Microwaves in the pedestrian zone.

© Chuyang Zheng

© Chuyang Zheng

The propagation of pulses of electromagnetic radiation is usually governed by the properties - such as dispersion - of the medium or waveguide that hosts the field. Now researchers at the Ecole Polytechnique Fédérale de Lausanne (EPFL), the Walther-Meissner-Institute (WMI), the Technische Universität München (TUM) and the Max Planck Institute of Quantum Optics (MPQ) have introduced a radically different approach to control the propagation of microwave signals by using the electromechanical interaction of a vibrating silicon nitride nanostring. They are thus able to dynamically switch, slow down, and accelerate the propagation of microwave pulses. Signals can be retrieved after milliseconds of tunable delay, with negligible loss and distortion.
A coaxial cable realizing the same delay would need to be 600 km long, thus very lossy, hardly tunable and expensive.

The teams of Prof. Tobias Kippenberg at EPFL (LPQM) and MPQ and Prof. Rudolf Gross at WMI and TUM are collaborating closely on the investigation of superconducting microwave circuits coupled to nanomechanical oscillators.

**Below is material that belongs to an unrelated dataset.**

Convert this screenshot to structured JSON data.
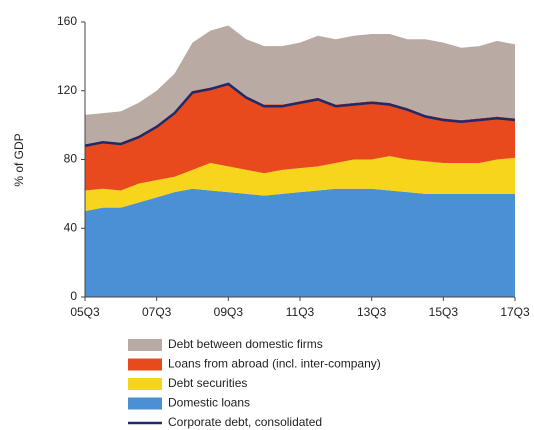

These hybrid systems combine two platforms that have traditionally been studied in separate contexts:

Superconducting microwave circuits are essentially printed circuit boards that operate at very high frequencies (6 GHz) and low temperatures (0.05 K above absolute zero). In recent years, these circuits have been established as one of the most promising candidates for future quantum information processors, due to their excellent coherence, operation speed and scalability. Nanomechanical oscillators, on the other hand, have been under physicists’ scrutiny for the yet unexplored quantum aspects of their vibrational motion, probing the laws of quantum mechanics in an unprecedentedly literal sense.

In their recent study, the Swiss and German teams combined these two research endeavors in a quest for new mechanical functionalities for superconducting quantum circuits, but also potentially new handles on the nanomechanical oscillator’s properties provided by the microwave probe.

As they report in the forthcoming issue of Nature Physics, they could realize a coupling between the microwave field and the vibration of a nanomechanical string with a diameter of only 150 nm (a human hair is about 100-times larger) in an on-chip platform of finger nail size. The coupling proceeds by a tiny capacitance change in the circuit induced by the motion of the nanostring.
By analogy with phenomena known in atomic and optical physics, they found that the nanomechanical oscillator can mediate interference between microwaves, and exploited to control the propagation of microwave signals. In particular, they could create extremely sharp spectral transmission windows (linewidth 10 Hz) for microwave radiation, which are accompanied by very long delays of the order of milliseconds. Thus, a microwave pulse takes the same time to travel across the microchip as if it was sent the 600 km from Garching (site of the WMI...) to Lausanne at the speed of light. Moreover, the width, delay, but also amplitude of the transmission window, i.e., the fraction of radiation power that is transmitted, can be dynamically controlled by a second microwave field. 

The device under study could be used for the processing of quantum information as it can be operated in a regime in which decoherence, a potentially destroying effect for quantum states, is not a critical issue.
‘We built a platform to manipulate wave propagation in a fully integrated architecture without the need of photon detection and regeneration. Its implications extend to the field of quantum computing and quantum information processing’’ said Xiaoqing Zhou, the PhD student who developed the device in EPFL’s Center of MicroNanoTechnology (CMi).

The device shows properties relevant to research fields, like atomic physics or quantum state storage and transfer or to more technological domains, like electromechanics, nanomechanics and superconducting circuits. In particular, the authors are exploring follow-up experiments involving more sophisticated superconducting circuits, which may allow preparing and manipulating the quantum state of the nanomechanical oscillator.